For a moment, she considered just going back to bed and dealing with it in the morning. No one coming to do her harm would break into the shed. She knew the most likely possibilities included the drunk kids from the village, or any of the farms further up the road.
That did it. She pulled back the covers and sat up. She was going to teach those stupid kids a lesson they wouldn't forget in a hurry and to hell with it. She'd been polite about it, asking nicely if they wouldn't mind not coming into the garden whilst Sam was there, because she didn't want any false alarms and people getting into trouble thinking there were real intruders, but they persisted and laughed about it.
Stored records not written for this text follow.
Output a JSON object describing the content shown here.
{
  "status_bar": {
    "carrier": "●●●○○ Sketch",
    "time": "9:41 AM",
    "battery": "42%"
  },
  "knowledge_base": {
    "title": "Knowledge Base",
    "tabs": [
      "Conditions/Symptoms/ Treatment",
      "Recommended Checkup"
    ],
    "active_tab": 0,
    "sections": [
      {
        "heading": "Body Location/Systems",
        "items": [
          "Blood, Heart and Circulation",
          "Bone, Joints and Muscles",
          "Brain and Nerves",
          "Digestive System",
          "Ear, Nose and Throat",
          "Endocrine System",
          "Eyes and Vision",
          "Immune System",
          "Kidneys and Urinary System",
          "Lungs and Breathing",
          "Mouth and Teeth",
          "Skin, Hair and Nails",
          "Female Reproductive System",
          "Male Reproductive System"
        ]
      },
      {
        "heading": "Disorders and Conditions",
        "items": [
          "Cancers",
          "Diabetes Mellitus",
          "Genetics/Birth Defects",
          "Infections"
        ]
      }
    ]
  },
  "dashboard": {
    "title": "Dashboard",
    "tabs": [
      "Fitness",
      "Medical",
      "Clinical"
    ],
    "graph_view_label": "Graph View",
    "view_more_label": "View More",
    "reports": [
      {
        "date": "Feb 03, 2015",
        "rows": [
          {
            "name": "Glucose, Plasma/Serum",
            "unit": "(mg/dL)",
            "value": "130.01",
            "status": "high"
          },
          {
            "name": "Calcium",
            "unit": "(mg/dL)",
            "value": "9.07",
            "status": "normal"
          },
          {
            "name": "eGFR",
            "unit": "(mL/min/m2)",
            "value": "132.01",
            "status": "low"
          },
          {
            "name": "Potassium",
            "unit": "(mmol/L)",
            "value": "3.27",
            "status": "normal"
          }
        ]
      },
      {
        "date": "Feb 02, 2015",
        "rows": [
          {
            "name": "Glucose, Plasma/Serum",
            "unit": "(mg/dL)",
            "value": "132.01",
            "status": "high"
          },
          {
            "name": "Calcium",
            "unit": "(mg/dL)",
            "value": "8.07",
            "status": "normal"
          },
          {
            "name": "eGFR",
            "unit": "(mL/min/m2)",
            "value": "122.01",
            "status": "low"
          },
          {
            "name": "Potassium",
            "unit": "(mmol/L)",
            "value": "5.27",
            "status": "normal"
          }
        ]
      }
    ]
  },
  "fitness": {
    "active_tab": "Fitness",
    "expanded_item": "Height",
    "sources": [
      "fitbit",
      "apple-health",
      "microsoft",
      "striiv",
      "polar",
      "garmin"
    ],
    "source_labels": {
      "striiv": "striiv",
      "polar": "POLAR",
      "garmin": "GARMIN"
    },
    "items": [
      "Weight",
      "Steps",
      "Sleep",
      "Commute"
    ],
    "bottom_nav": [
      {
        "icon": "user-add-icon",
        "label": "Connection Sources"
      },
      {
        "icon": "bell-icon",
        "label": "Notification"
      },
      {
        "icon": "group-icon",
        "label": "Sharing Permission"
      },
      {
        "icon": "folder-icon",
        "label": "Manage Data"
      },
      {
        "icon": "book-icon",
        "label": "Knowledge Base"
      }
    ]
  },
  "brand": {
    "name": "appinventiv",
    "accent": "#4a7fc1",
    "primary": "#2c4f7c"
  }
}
She felt under the bed and pulled the gun out, running her hand over the engraving on the stock and feeling suddenly very old and very alone, just a crotchety old widow in her nightclothes, storming out into the night. She imagined herself: hair wild, oversized t-shirt billowing in the wind and knew it would only put the fear of God into the very young and very surprised, but she was damned if she wasn't going to defend what was hers.
When the door slammed open, Price knew it was over. The room filled with blinding light and he cringed away, holding his hands up against the inevitable surge of force that he knew would come.
"John? John?" The light wobbled and drifted down, away from his face. Pulsing after flashes of purple and red obscured his vision.
He recognised the voice. "Viv?" he said, squinting. He could make out the twin barrels now, inches away from his face. He froze.
The was a pause and then, "Holy shit!" she whispered. "John?"
"Put the gun down, Viv." he said.
"What the fuck are you-" she stopped "Where the fuck have you been?"
"The gun, Viv."
She shifted her grip, pulling her finger back from the trigger and opened the breech. The beam of tactical light swung wildly away across the floor and then there was a click as she pressed the lightswitch and the room was filled with a dim glow.
They looked at each other: her jaw slack in an expression of pure incredulity, and she came to her senses in a second, her mouth closing with a snap and her bearing returning in the same moment, as if suddenly struck by an electrifying force.
"What the fuck are you doing in my shed?"